What is in it for me?
1. At the end of apprenticeship, the Microsoft team that you do your apprenticeship with may hire you for a full-time position. Not all apprentices are offered a position at Microsoft, though. It depends on combination factors, such as weather the team has an opening, weather there is an opening in other teams that fits your skills, weather your apprenticeship performance is well and weather you pass the standard Microsoft interview process after completing the apprenticeship. From my conversation with people who administer the program and alumni, with initial cohorts, some apprentices were not required to go through a standard Microsoft interview process. However, now it is a mandatory process even when your team desperately wants to hire you and you did well in overall apprenticeship process.

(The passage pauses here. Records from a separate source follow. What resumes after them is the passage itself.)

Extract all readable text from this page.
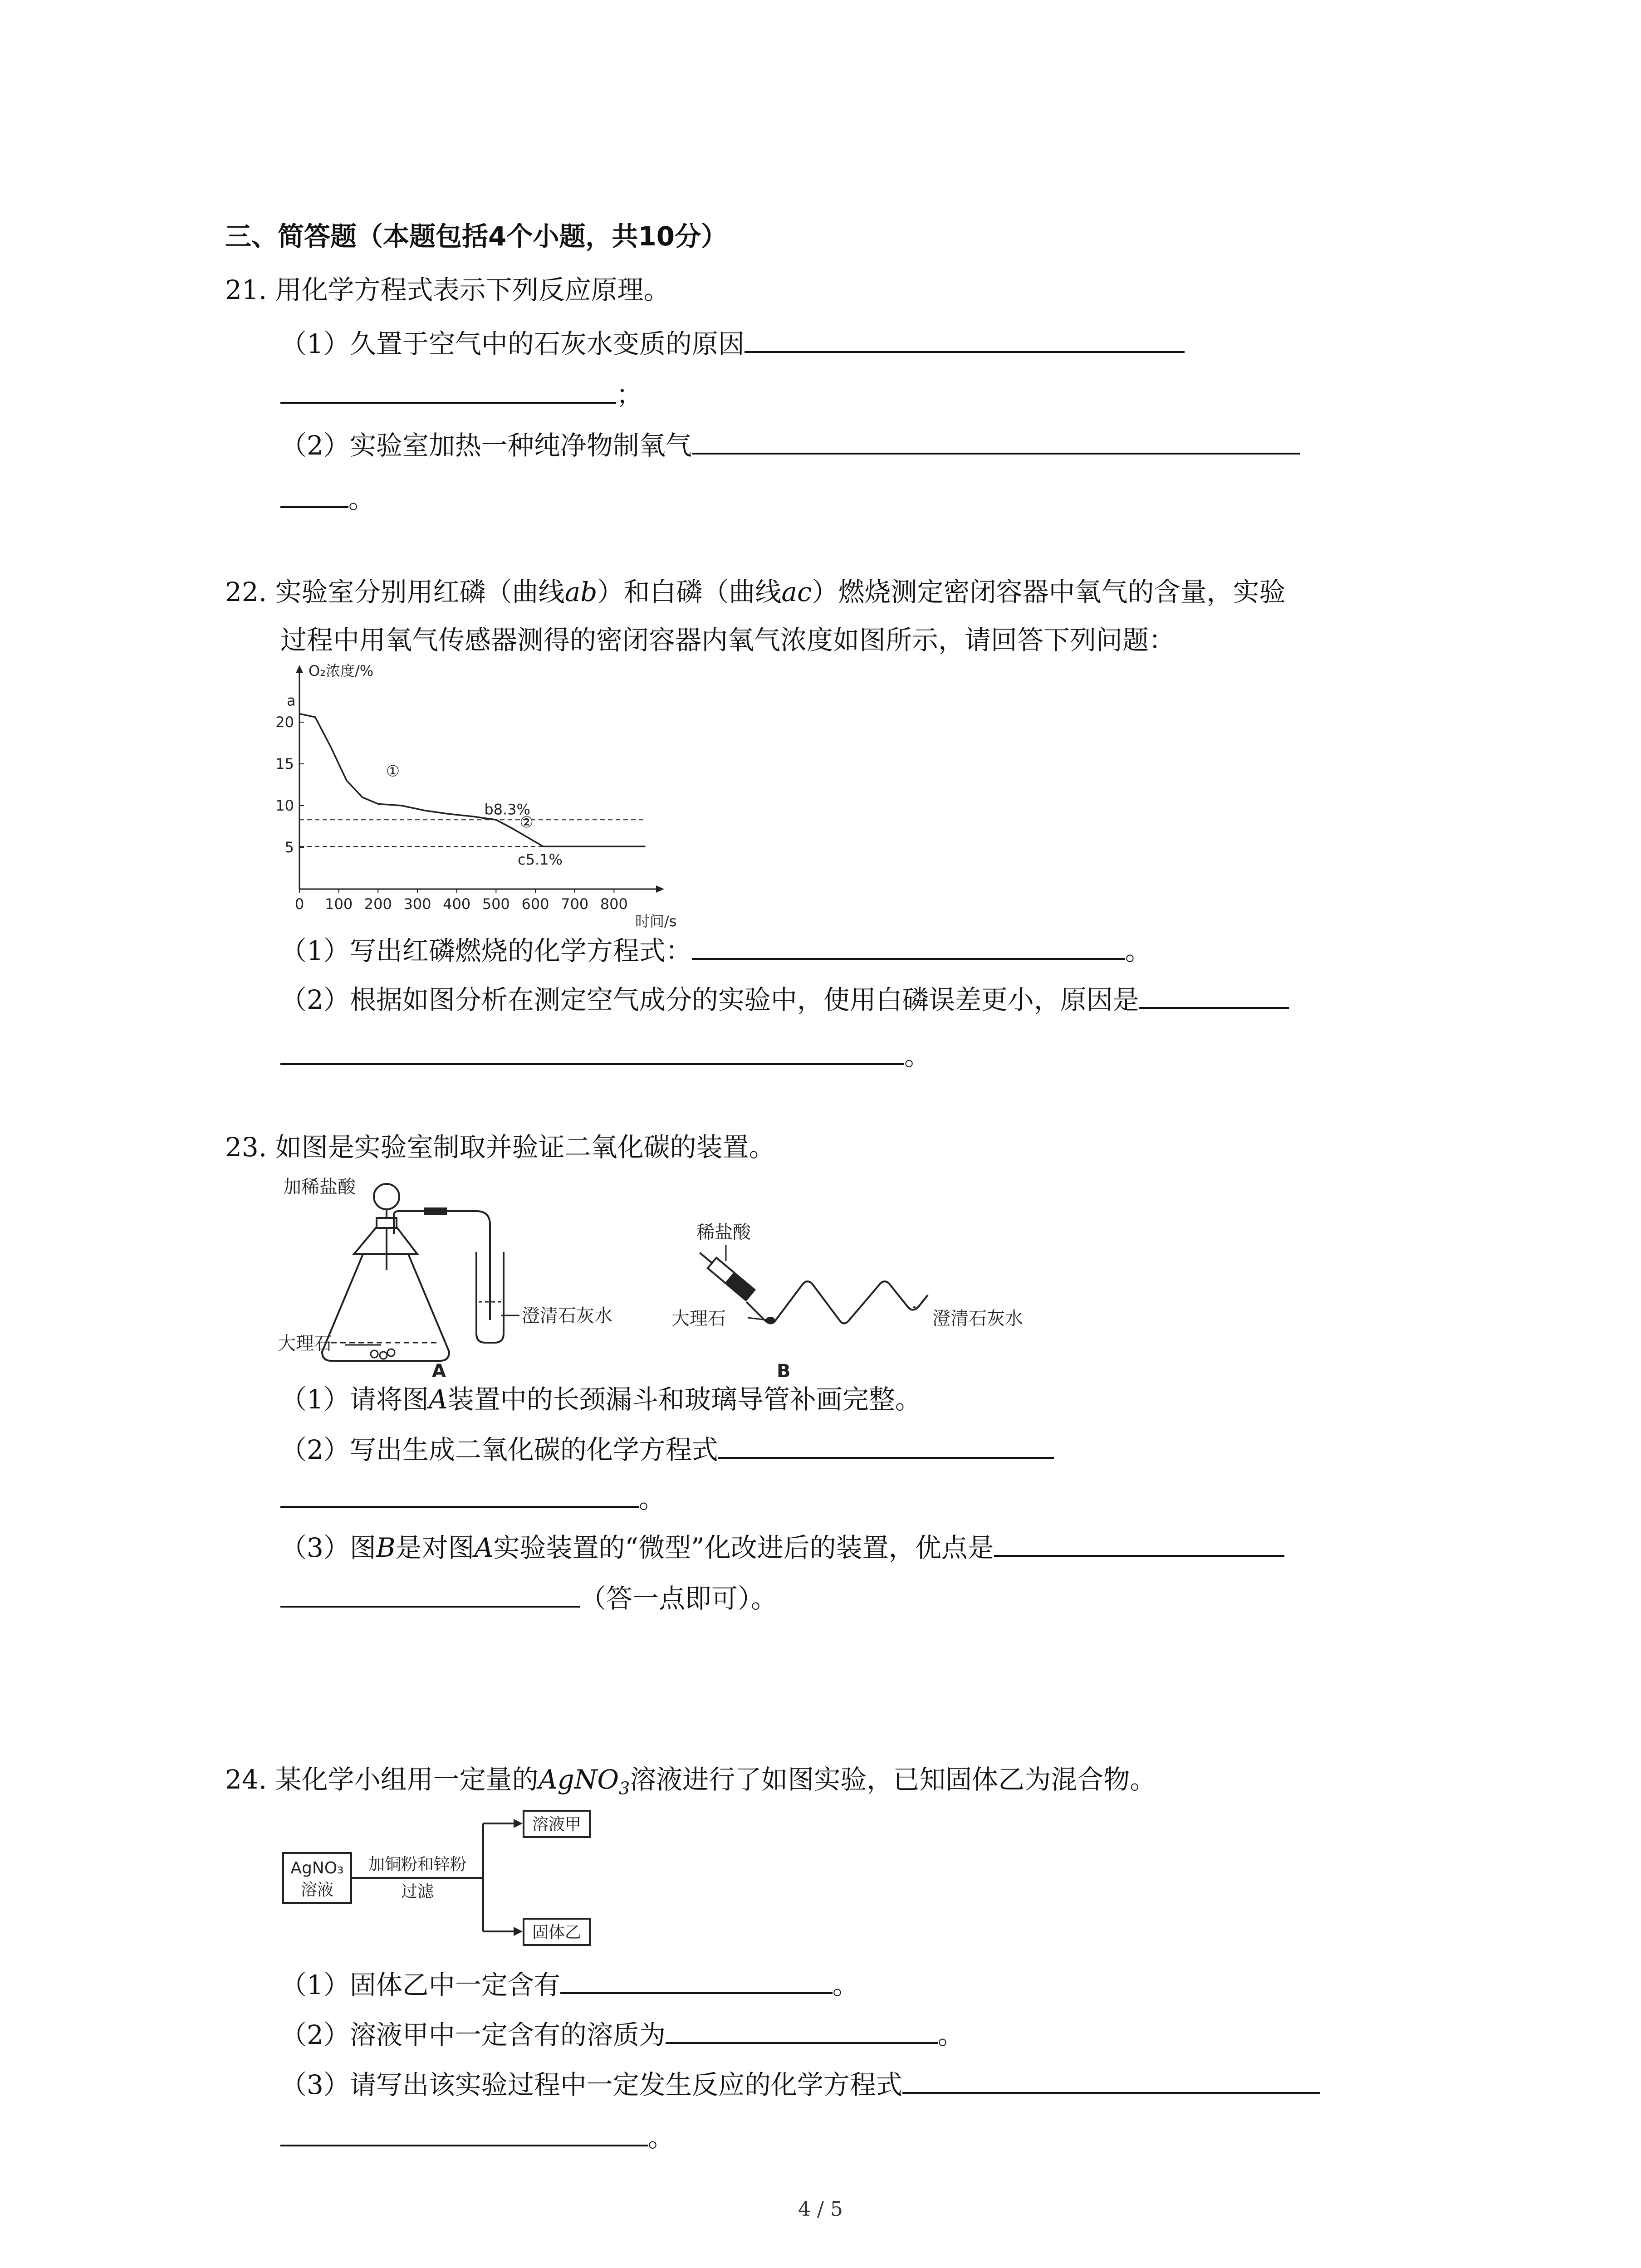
三、简答题（本题包括4个小题，共10分）
21. 用化学方程式表示下列反应原理。
（1）久置于空气中的石灰水变质的原因
；
（2）实验室加热一种纯净物制氧气
。
22. 实验室分别用红磷（曲线ab）和白磷（曲线ac）燃烧测定密闭容器中氧气的含量，实验
过程中用氧气传感器测得的密闭容器内氧气浓度如图所示，请回答下列问题：
O₂浓度/%
时间/s
0 100 200 300 400 500 600 700 800
5
10
15
20
①
②
a
b8.3%
c5.1%
（1）写出红磷燃烧的化学方程式：	。
（2）根据如图分析在测定空气成分的实验中，使用白磷误差更小，原因是
。
23. 如图是实验室制取并验证二氧化碳的装置。
加稀盐酸
大理石
澄清石灰水
A
稀盐酸
大理石	澄清石灰水
B
（1）请将图A装置中的长颈漏斗和玻璃导管补画完整。
（2）写出生成二氧化碳的化学方程式
。
（3）图B是对图A实验装置的“微型”化改进后的装置，优点是
（答一点即可）。
24. 某化学小组用一定量的AgNO$_3$溶液进行了如图实验，已知固体乙为混合物。
AgNO₃
溶液
加铜粉和锌粉
过滤
溶液甲
固体乙
（1）固体乙中一定含有	。
（2）溶液甲中一定含有的溶质为	。
（3）请写出该实验过程中一定发生反应的化学方程式
。
4 / 5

2. The program gives you direct access to work with and learn from Microsoft teams. The experience gives you an exposure to Microsoft culture, workflow, and environment. Usually, it takes from three to six months for one to get know a new environment in a new job. The apprenticeship drastically speeds up this process if you join the team or any other team in Microsoft.

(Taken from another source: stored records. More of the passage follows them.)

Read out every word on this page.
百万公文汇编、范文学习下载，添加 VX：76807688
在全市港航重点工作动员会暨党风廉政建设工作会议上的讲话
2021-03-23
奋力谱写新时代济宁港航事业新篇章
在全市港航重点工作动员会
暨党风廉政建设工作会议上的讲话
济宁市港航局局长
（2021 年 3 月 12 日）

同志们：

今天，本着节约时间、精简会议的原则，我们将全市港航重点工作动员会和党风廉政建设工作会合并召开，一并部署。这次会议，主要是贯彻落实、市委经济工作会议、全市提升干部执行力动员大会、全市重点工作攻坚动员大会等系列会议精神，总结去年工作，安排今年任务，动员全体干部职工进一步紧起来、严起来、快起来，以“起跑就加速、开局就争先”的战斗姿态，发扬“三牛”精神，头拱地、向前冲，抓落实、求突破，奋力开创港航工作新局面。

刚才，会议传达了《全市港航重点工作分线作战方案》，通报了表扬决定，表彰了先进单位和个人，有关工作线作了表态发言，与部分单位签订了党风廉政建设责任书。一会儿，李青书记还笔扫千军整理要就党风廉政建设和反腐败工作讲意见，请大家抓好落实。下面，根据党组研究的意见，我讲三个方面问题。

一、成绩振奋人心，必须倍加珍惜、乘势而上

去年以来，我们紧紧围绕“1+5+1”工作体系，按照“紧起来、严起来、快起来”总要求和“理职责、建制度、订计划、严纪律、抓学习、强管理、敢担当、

3. Even if you are not offered a full-time job at Microsoft at the end of the program, it is 16 weeks of training on the job with industry leaders. I think skills you acquire; connections you make and experience you gather at the Leap program has great value. I think it would make it easier for other employers to choose your candidacy when you are already trained in such a prestigious program.
4. 16-week Leap program is paid program. The program compensates your time with them at $40 an hour rate on a contract basis (at least at the time when this article was written, July 2020). That means there is no benefits of a full-time position. But hey, they are willing to pay while you learn. Additionally, if you move from out of state, there will be one-time stipend to with relocation.

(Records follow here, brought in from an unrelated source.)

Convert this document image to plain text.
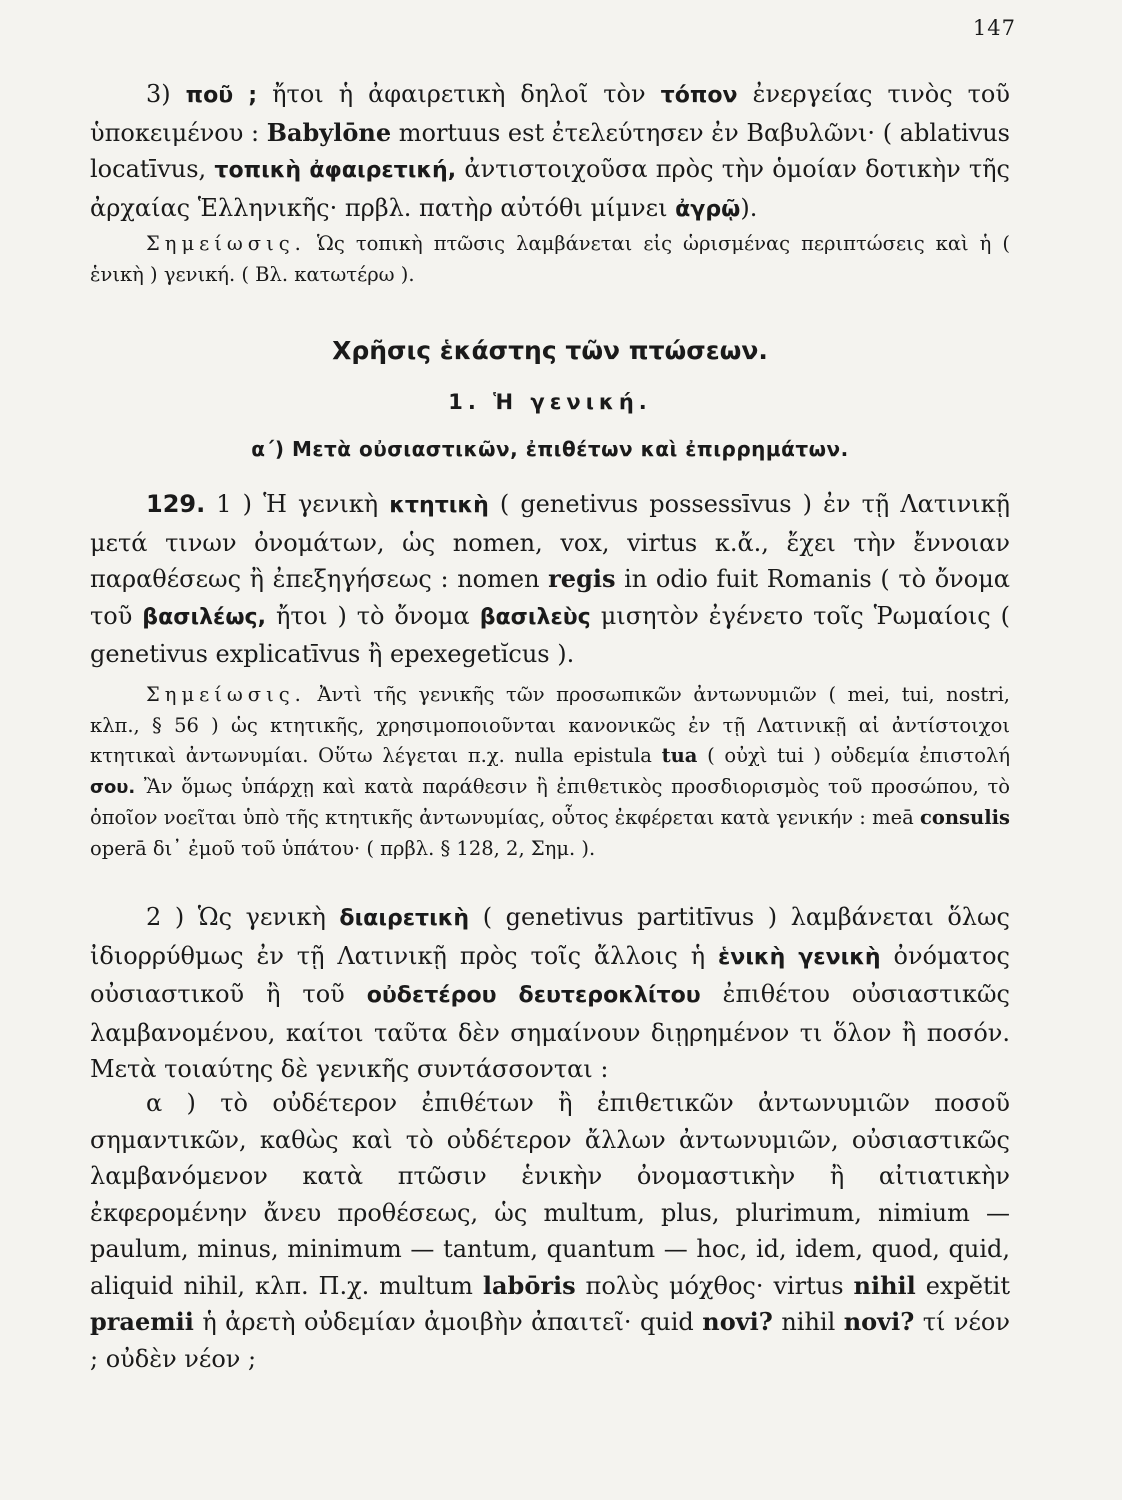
147

3) ποῦ ; ἤτοι ἡ ἀφαιρετικὴ δηλοῖ τὸν τόπον ἐνεργείας τινὸς τοῦ ὑποκειμένου : Babylōne mortuus est ἐτελεύτησεν ἐν Βαβυλῶνι· ( ablativus locatīvus, τοπικὴ ἀφαιρετική, ἀντιστοιχοῦσα πρὸς τὴν ὁμοίαν δοτικὴν τῆς ἀρχαίας Ἑλληνικῆς· πρβλ. πατὴρ αὐτόθι μίμνει ἀγρῷ).

Σημείωσις. Ὡς τοπικὴ πτῶσις λαμβάνεται εἰς ὡρισμένας περιπτώσεις καὶ ἡ ( ἑνικὴ ) γενική. ( Βλ. κατωτέρω ).

Χρῆσις ἑκάστης τῶν πτώσεων.
1. Ἡ γενική.
α΄) Μετὰ οὐσιαστικῶν, ἐπιθέτων καὶ ἐπιρρημάτων.

129. 1 ) Ἡ γενικὴ κτητικὴ ( genetivus possessīvus ) ἐν τῇ Λατινικῇ μετά τινων ὀνομάτων, ὡς nomen, vox, virtus κ.ἄ., ἔχει τὴν ἔννοιαν παραθέσεως ἢ ἐπεξηγήσεως : nomen regis in odio fuit Romanis ( τὸ ὄνομα τοῦ βασιλέως, ἤτοι ) τὸ ὄνομα βασιλεὺς μισητὸν ἐγένετο τοῖς Ῥωμαίοις ( genetivus explicatīvus ἢ epexegetĭcus ).

Σημείωσις. Ἀντὶ τῆς γενικῆς τῶν προσωπικῶν ἀντωνυμιῶν ( mei, tui, nostri, κλπ., § 56 ) ὡς κτητικῆς, χρησιμοποιοῦνται κανονικῶς ἐν τῇ Λατινικῇ αἱ ἀντίστοιχοι κτητικαὶ ἀντωνυμίαι. Οὕτω λέγεται π.χ. nulla epistula tua ( οὐχὶ tui ) οὐδεμία ἐπιστολή σου. Ἂν ὅμως ὑπάρχῃ καὶ κατὰ παράθεσιν ἢ ἐπιθετικὸς προσδιορισμὸς τοῦ προσώπου, τὸ ὁποῖον νοεῖται ὑπὸ τῆς κτητικῆς ἀντωνυμίας, οὗτος ἐκφέρεται κατὰ γενικήν : meā consulis operā δι᾽ ἐμοῦ τοῦ ὑπάτου· ( πρβλ. § 128, 2, Σημ. ).

2 ) Ὡς γενικὴ διαιρετικὴ ( genetivus partitīvus ) λαμβάνεται ὅλως ἰδιορρύθμως ἐν τῇ Λατινικῇ πρὸς τοῖς ἄλλοις ἡ ἑνικὴ γενικὴ ὀνόματος οὐσιαστικοῦ ἢ τοῦ οὐδετέρου δευτεροκλίτου ἐπιθέτου οὐσιαστικῶς λαμβανομένου, καίτοι ταῦτα δὲν σημαίνουν διῃρημένον τι ὅλον ἢ ποσόν. Μετὰ τοιαύτης δὲ γενικῆς συντάσσονται :

α ) τὸ οὐδέτερον ἐπιθέτων ἢ ἐπιθετικῶν ἀντωνυμιῶν ποσοῦ σημαντικῶν, καθὼς καὶ τὸ οὐδέτερον ἄλλων ἀντωνυμιῶν, οὐσιαστικῶς λαμβανόμενον κατὰ πτῶσιν ἑνικὴν ὀνομαστικὴν ἢ αἰτιατικὴν ἐκφερομένην ἄνευ προθέσεως, ὡς multum, plus, plurimum, nimium — paulum, minus, minimum — tantum, quantum — hoc, id, idem, quod, quid, aliquid nihil, κλπ. Π.χ. multum labōris πολὺς μόχθος· virtus nihil expĕtit praemii ἡ ἀρετὴ οὐδεμίαν ἀμοιβὴν ἀπαιτεῖ· quid novi? nihil novi? τί νέον ; οὐδὲν νέον ;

Eligibility requirements applicable for all pathway applicants:
· Must be currently authorized to work in the US. The program does not sponsor employment.
· Applicants cannot have been employed as a vendor or full-time employee for Microsoft Corporation within the past seven months. I will elaborate on this point later in this article.
· Must have completed/graduated six months prior to the application.
Now I will list eligibility requirements specific to software engineering track since this was the core of track of the program, and my experience is relevant to this pathway.
· Must have at least one of the below:
o At least have an Associate of Arts (AA) degree in computer science. This means no four-year baccalaureate degree is required. This is especially good for people who completed technical or community colleges.
o Completed or graduated from a coding boot camp. From my experience, there was no requirement submitting a certificate of completion from a boot camp. I had to just select my boot camp name from a list of boot camps.
o Completed or graduated from a coding academy. I am not sure what is the difference between a coding academy and a coding boot camp. My understanding was that there are some platforms that call themselves academies, such as Code Academy or Khan Academy, but I could be wrong. I think this requirement used to be to include if you were a self-taught programmer.
· Has professional experience. Experience in the technical field is not required. So, if you do not have experience in the technical field, that is fine. Make sure to show your experience in some other field.
· Effective communication and collaborative skills. What I understand from this requirement is that you must be able to handle professional communication in English. Collaborative skills and not listed here “Strong analytical and problem-solving skills” requirement can’t be tested until the interview.